The plane with the second group of Russian evacuees from Gaza has landed at Moscow Domodedovo Airport. They were picked up in the Jordanian capital, Amman, by a Russian emergencies plane.
For some it’s a reunion, for others a safe homecoming, but for all fleeing Gaza and arriving here safely in Russia is a relief.
The situation in Gaza has settled down now. But people are afraid that it could worsen again at any moment, refugees say.
Around 30 Russian and former Soviet Union citizens decided to leave Gaza on Monday as part of the second evacuation organised by the Russian embassy, although originally the number stood at 160.
On Monday evening, 37 people arrived in the Jordanian capital. The plane which has landed at Moscow's Domodedovo Airport had 22 people onboard, 8 of them children. It has been reported that there are 15 Russian citizens, 4 Belarusian nationals, and 3 citizens of Kazakhstan among the refugees. These are mostly Russian women married to Palestinians, travelling with children.
The reason not as many people have flown to Moscow was that 13 Ukrainian nationals will be flying directly from Amman to Ukraine's capital Kiev and one Russian family of five decided to stay in Jordan with the family members they have there.
But some even had to leave close family behind.
“I have only one daughter with me here my wife and my other daughters are still in Gaza because they don’t have exit permits, and if my Russian wife leaves Gaza and comes here she wouldn’t be able to return to Gaza again and this is because she violated the Israeli law of registration,” one of the refugees said.
The evacuation is being called a success by the Russian Foreign Ministry. They say this is thanks to the Russian mission in Ramallah and also the Russian Embassies in Tel Aviv and Amman as well as thanks to Jordanian and Israeli authorities.
“Let me tell you something. Ordinary people there don’t have a chance to leave Gaza. We managed to do so only because we had Russian passports. It also became possible because the Russian Federation helped us to leave. And President Putin himself pressed the Israeli authorities to let our buses go through the Israeli territories,” another person who came from Gaza said.
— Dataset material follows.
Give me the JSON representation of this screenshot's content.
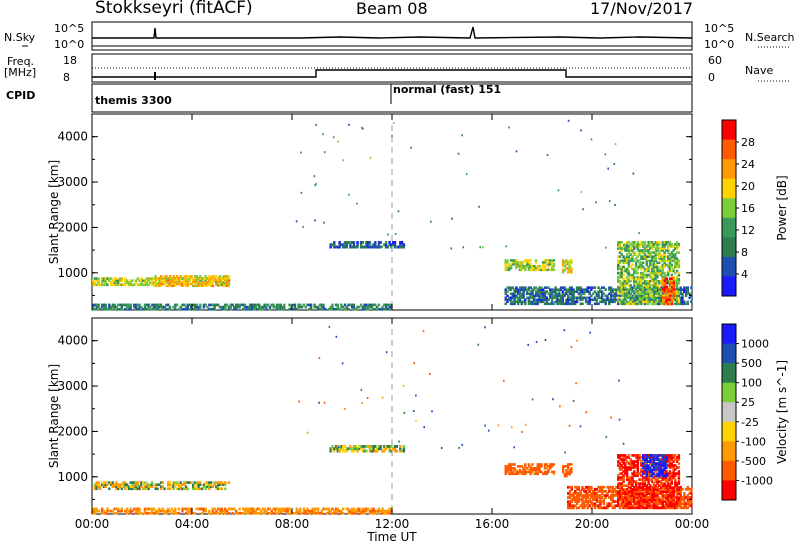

Now that 22 people landed safely at Moscow Domodedovo Airport after a long and difficult journey from Gaza, many will stay in Moscow, but others will have to travel for several more hours or even days before they can say they are home.
For the moment, Russian representatives have only made suggestions about why some of those 160 who earlier had decided to leave the country had a change of heart.
“For now I have no information about their motives. After this second phase of evacuation is over we will contact the families who were on the list to clear up what made them stay. Probably some decided at the last moment to stay for personal reasons. Some hesitate to leave as the situation in Gaza has been relatively calm over the last few days – so maybe some hope that it is ameliorating,” commented Russian envoy to the Palestinian Autonomy Aleksey Pogodin.
Apart from this, some more complicated reasons are involved, noted Mr Pogodin.
“Another reason, as far as I know, is that the majority of Russian citizens do not have Palestinian ID cards. The problem is that the Palestinian Autonomy cannot issue these cards without the permission of the Israeli side. And from the beginning of the intifada seven years ago there have been no contacts between the Palestinian and Israeli authorities. So those citizens who do not have ID cards risk not to be allowed to Gaza afterwards. So we are working with the Israeli authorities over this issue trying to find a solution to the problem,” he said.
One of the refugees that Russia Today spoke to, confirmed some of the reasons mentioned by Aleksey Pogodin.
“Many did not obtain departure permits from the Israeli officials. But they considered that since it is quiet in Gaza, then they can stay there. Many do not possess the documents which can enable them to come back. Many have well-paying jobs there and they decided to stay,” Nazar Aliyan, refugee, explained.
Meanwhile, there are still more people wanting to leave the volatile area. Russian diplomats have said that there are 124 of them on the list and that the third round of evacuation is likely to take place.
The situation in Gaza has stabilised since Hamas took over some month ago. But at the same time there are concerns of the international community that the isolation of Hamas could lead to unemployment and thus further destabilise the situation.